Even in their worst seasons in the Majors, there were days when Lester and Bucholz were unhittable in 2012. You watched accomplished hitters trudging back to the dugout shaking their heads. They knew they had been over-matched. Contending teams in baseball need two pitchers who can do that. Ryan Dempster can do that, too, if his arm holds up.
It’s a safe bet that the Red Sox will improve offensively with a healthy return of Ellsbury, Ortiz and Pedroia. The team chemistry has to improve with their new manager. Defensively they are stronger up the middle than in any recent season. The crucial element is the pitching and Lester and Bucholz are the critical members of this staff. Imagine a season when both of them are healthy and focused, and you can imagine two twenty-game winners. Then you can easily imagine playoffs and who knows what else?
When I read about Dustin Pedroia working out with Jose Iglesias, I thought about what a team leader he has become. He doesn’t make a lot of public pronouncements, but he did step up during the debacle with Bobby Valentine in September and stood for sanity and communication at a time when the Red Sox were noticeably lacking in those departments.
According to his teammates Pedroia leads by example, because he works harder with more expectation than anyone else on the team. He takes command on an infield fly or steps back to let the shortstop cover the base. He is willing to play a role by stealing a base or hitting to right to advance a runner. And most of all, he leads with intensity, making every at-bat and road game important in the long season of Major League Baseball.

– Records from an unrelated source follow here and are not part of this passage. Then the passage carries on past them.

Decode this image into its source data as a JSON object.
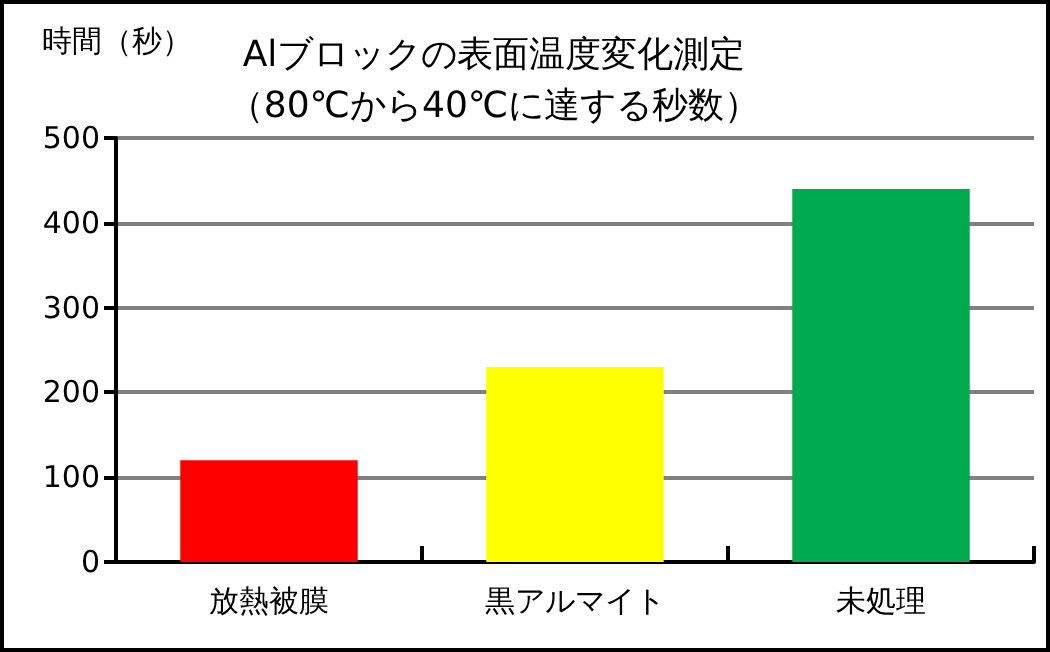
{
  "chart_data": {
    "type": "bar",
    "title": "Alブロックの表面温度変化測定",
    "subtitle": "（80℃から40℃に達する秒数）",
    "ylabel": "時間（秒）",
    "categories": [
      "放熱被膜",
      "黒アルマイト",
      "未処理"
    ],
    "values": [
      120,
      230,
      440
    ],
    "colors": [
      "#ff0000",
      "#ffff00",
      "#00aa4f"
    ],
    "ylim": [
      0,
      500
    ],
    "yticks": [
      0,
      100,
      200,
      300,
      400,
      500
    ],
    "grid": "y"
  }
}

If there is going to be a team captain this year, it should be Pedroia. On a roster with rapidly shifting personnel, Pedroia is an axis of stability. He came up through the farm system and stepped into a starting role with some struggle at first. But he never lost confidence or focus. He played through hitting slumps and prolonged rehabilitation. He played through team dissension and front office confusion. He has shown uncanny focus on his job. Players respect that level of commitment. On the Red Sox only David Ortiz has a comparable focus on his work.
The Red Sox have benefited from a captain at certain junctures in their history–Yastrzemski and Varitek come to mind. With half the roster shipped off over the last few months, they might benefit from an established leader.
I don’t pretend to have insider knowledge of these dynamics, but I do admire Pedroia and think he stands for values that make the Red Sox better. We could all learn from the smallest man with the biggest heart on the team. And the Red Sox might recover some dignity with such a leader.